The complete absence of measurable goals? If you suspect that perhaps
PEACH was not, in fact, peachy, you would be right. This fruit was
rotten.
Walking into the job, Morgan found an agency without any oversight.
“I
was stunned. ... There were no lending policies, (and this) for an
organization that was solely dedicated to disbursing loans.”
The
PEACH program was divided into two parts. The first was a $1-million
grant fund, all of which had been given away to various DTES “projects”
by the time Morgan had arrived. The second part was a $1-million loan
fund. Morgan found it in disarray.
“Just to give you an idea of
the mess the organization was in, two business loans of $100,000 had
been disbursed with no contracts being signed because there was no
lending procedures or lending policies in place. Without these
procedures in place, the organization essentially handed out free money.
“In
my first three months, I had to write off $350,000 of our $1-million
loan fund that came from Western Diversification (the federal agency
involved in the Vancouver Agreement). Western Diversification told me
that it did not matter if the $1 million was written off. They would
give me another million dollars!”
Among the organization’s board —
which included Mark Townsend, executive director of the Portland
Housing Society — was chair Peter Fairchild, a property manager and
consultant who had worked in the Downtown Eastside (he now lives on
Vancouver Island). He disagreed with Morgan’s view of the control over
loans.
“All of the paperwork,” Fairchild said, “was done with the
best due diligence possible. The money was in the local bank (Four
Corners Community Savings bank) and they wouldn’t have loaned out any
money without the appropriate paperwork being done and everything signed
off.”
(Four Corners was shut down by the provincial government in 2004 after posting annual losses since its inception.)
But
PEACH employee Melanie Buffel, pressed into the position of loans
officer by Morgan, agreed the organization’s oversight procedures were a
mess. “Mary and I ended up working together to close a number of loans
that had really gone nowhere and were never going to be paid off. And
then (we tried) to establish a very rigorous process for giving up new
loans. ... So just the process of making decisions of who was going to
get a loan was very messy and unclear, and so we spent a lot of time
getting a policy and procedure manual in place.”
Said
Morgan of those loans: “They were giving loans up to $100,000 (later
reduced to a maximum of $50,000) without any checks or balances. For
$100,000, you have to get people in there who know how to run a
business. But it was essentially a last-resort lending option, which
means you get the people of highest risk. And so you get people coming
down who wanted free money, and (they) didn’t get penalized.”
Morgan
resigned after 13 months on the job. The last straw came, she said,
when the board of directors killed a pilot project to encourage Downtown
Eastside women to save money. For every dollar they saved, PEACH would
kick in two, with the proviso that the money would go toward helping
them become self-sufficient.
The board, Morgan said, voted it down
because the money could not be considered a loan. “And that’s when I
quit. The loans weren’t working ... and there was no interest whatsoever
in real economic development. When you are working with marginalized
people, there are appropriate business products, and business loans of
$50,000 are not appropriate products for that population.”
The
real issue for Morgan, however, was the lack of oversight by the
government. It was that lack, still continuing today, she said, which
leads to spending scandals like that of the Portland Housing Society.
“The
fact that the government is giving out that kind of money and they
don’t give a damn about what systems are in place, that’s the issue.

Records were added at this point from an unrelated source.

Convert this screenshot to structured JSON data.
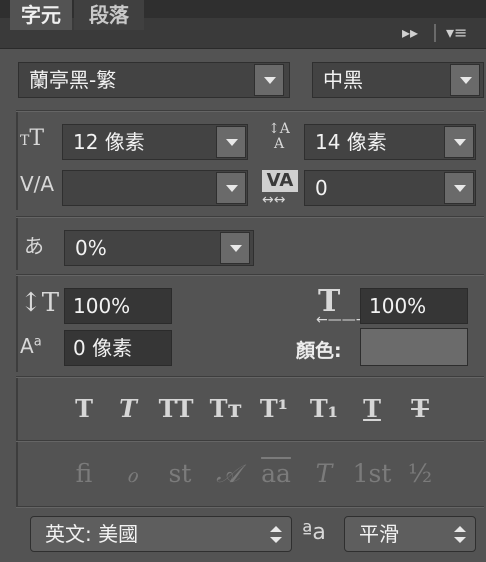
{
  "tabs": [
    "字元",
    "段落"
  ],
  "panel_menu": {
    "collapse": "▸▸",
    "menu": "▾≡"
  },
  "font_family": "蘭亭黑-繁",
  "font_style": "中黑",
  "font_size": "12 像素",
  "leading": "14 像素",
  "kerning": "",
  "tracking": "0",
  "tsume": "0%",
  "vertical_scale": "100%",
  "horizontal_scale": "100%",
  "baseline_shift": "0 像素",
  "color_label": "顏色:",
  "type_styles": [
    "T",
    "T",
    "TT",
    "Tт",
    "T¹",
    "T₁",
    "T",
    "T"
  ],
  "opentype_features": [
    "ﬁ",
    "ℴ",
    "st",
    "𝒜",
    "aa",
    "T",
    "1st",
    "½"
  ],
  "language": "英文: 美國",
  "aa_icon": "ªa",
  "antialias": "平滑",
  "icons": [
    "font-size-icon",
    "leading-icon",
    "kerning-icon",
    "tracking-icon",
    "tsume-icon",
    "vertical-scale-icon",
    "horizontal-scale-icon",
    "baseline-shift-icon"
  ],
  "colors": {
    "panel": "#535353",
    "field": "#434343",
    "input": "#363636",
    "text": "#f2f2f2"
  }
}
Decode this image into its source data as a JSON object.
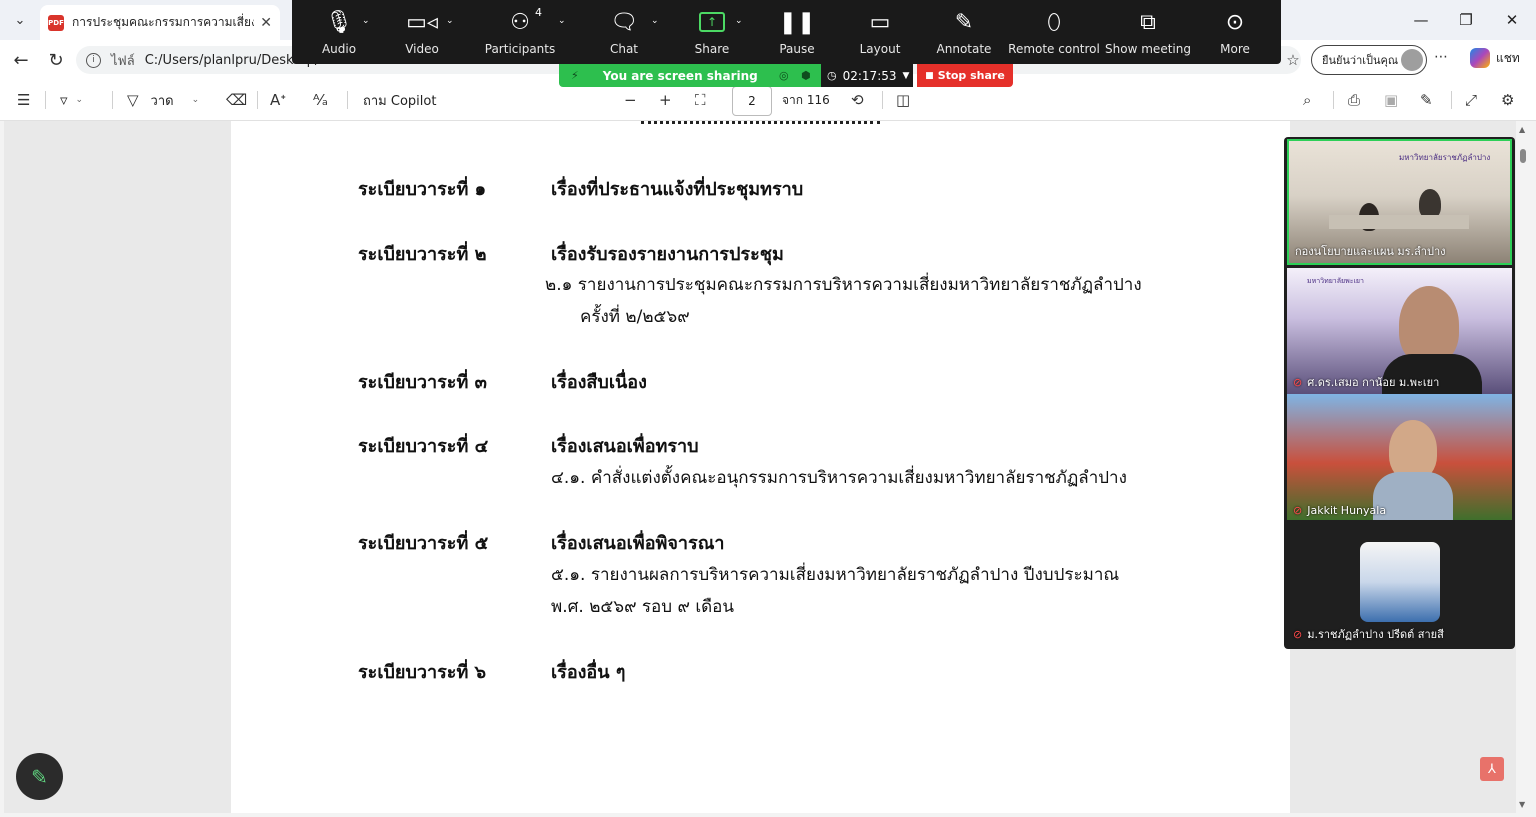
{
  "browser": {
    "tab_title": "การประชุมคณะกรรมการความเสี่ยง ครั้งที่",
    "url_prefix": "ไฟล์",
    "url": "C:/Users/planlpru/Desktop/",
    "profile_label": "ยืนยันว่าเป็นคุณ",
    "chat_label": "แชท"
  },
  "pdf_toolbar": {
    "draw_label": "วาด",
    "copilot_label": "ถาม Copilot",
    "page_number": "2",
    "page_total": "จาก 116"
  },
  "zoom_toolbar": {
    "buttons": [
      {
        "label": "Audio",
        "icon": "microphone-icon"
      },
      {
        "label": "Video",
        "icon": "video-camera-icon"
      },
      {
        "label": "Participants",
        "icon": "participants-icon"
      },
      {
        "label": "Chat",
        "icon": "chat-bubble-icon"
      },
      {
        "label": "Share",
        "icon": "share-screen-icon"
      },
      {
        "label": "Pause",
        "icon": "pause-icon"
      },
      {
        "label": "Layout",
        "icon": "layout-icon"
      },
      {
        "label": "Annotate",
        "icon": "pencil-icon"
      },
      {
        "label": "Remote control",
        "icon": "mouse-icon"
      },
      {
        "label": "Show meeting",
        "icon": "show-meeting-icon"
      },
      {
        "label": "More",
        "icon": "more-icon"
      }
    ],
    "participant_count": "4",
    "sharing_status": "You are screen sharing",
    "timer": "02:17:53",
    "stop_share_label": "Stop share",
    "share_color": "#2dbf4e",
    "stop_color": "#e5302a"
  },
  "document": {
    "agenda": [
      {
        "label": "ระเบียบวาระที่ ๑",
        "title": "เรื่องที่ประธานแจ้งที่ประชุมทราบ",
        "items": []
      },
      {
        "label": "ระเบียบวาระที่ ๒",
        "title": "เรื่องรับรองรายงานการประชุม",
        "items": [
          "๒.๑ รายงานการประชุมคณะกรรมการบริหารความเสี่ยงมหาวิทยาลัยราชภัฏลำปาง",
          "ครั้งที่ ๒/๒๕๖๙"
        ]
      },
      {
        "label": "ระเบียบวาระที่ ๓",
        "title": "เรื่องสืบเนื่อง",
        "items": []
      },
      {
        "label": "ระเบียบวาระที่ ๔",
        "title": "เรื่องเสนอเพื่อทราบ",
        "items": [
          "๔.๑. คำสั่งแต่งตั้งคณะอนุกรรมการบริหารความเสี่ยงมหาวิทยาลัยราชภัฏลำปาง"
        ]
      },
      {
        "label": "ระเบียบวาระที่ ๕",
        "title": "เรื่องเสนอเพื่อพิจารณา",
        "items": [
          "๕.๑. รายงานผลการบริหารความเสี่ยงมหาวิทยาลัยราชภัฏลำปาง ปีงบประมาณ",
          "พ.ศ. ๒๕๖๙ รอบ ๙ เดือน"
        ]
      },
      {
        "label": "ระเบียบวาระที่ ๖",
        "title": "เรื่องอื่น ๆ",
        "items": []
      }
    ]
  },
  "video_panel": {
    "tiles": [
      {
        "name": "กองนโยบายและแผน มร.ลำปาง",
        "muted": false,
        "banner": "มหาวิทยาลัยราชภัฏลำปาง"
      },
      {
        "name": "ศ.ดร.เสมอ กาน้อย ม.พะเยา",
        "muted": true,
        "banner": "มหาวิทยาลัยพะเยา"
      },
      {
        "name": "Jakkit Hunyala",
        "muted": true
      },
      {
        "name": "ม.ราชภัฏลำปาง ปรีดต์ สายสี",
        "muted": true
      }
    ]
  }
}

“They’re throwing money at (the Downtown Eastside) ... but it hasn’t improved.
“Listen,
I’ve been to some bad places in the world. When I got off the plane in
Liberia, there was no electricity in the whole country. And that place
is moving forward.
“But this is Canada, and (the Downtown
Eastside) is a 10-block area. And why don’t we have better services down
there? And why aren’t we dealing with the real problems?”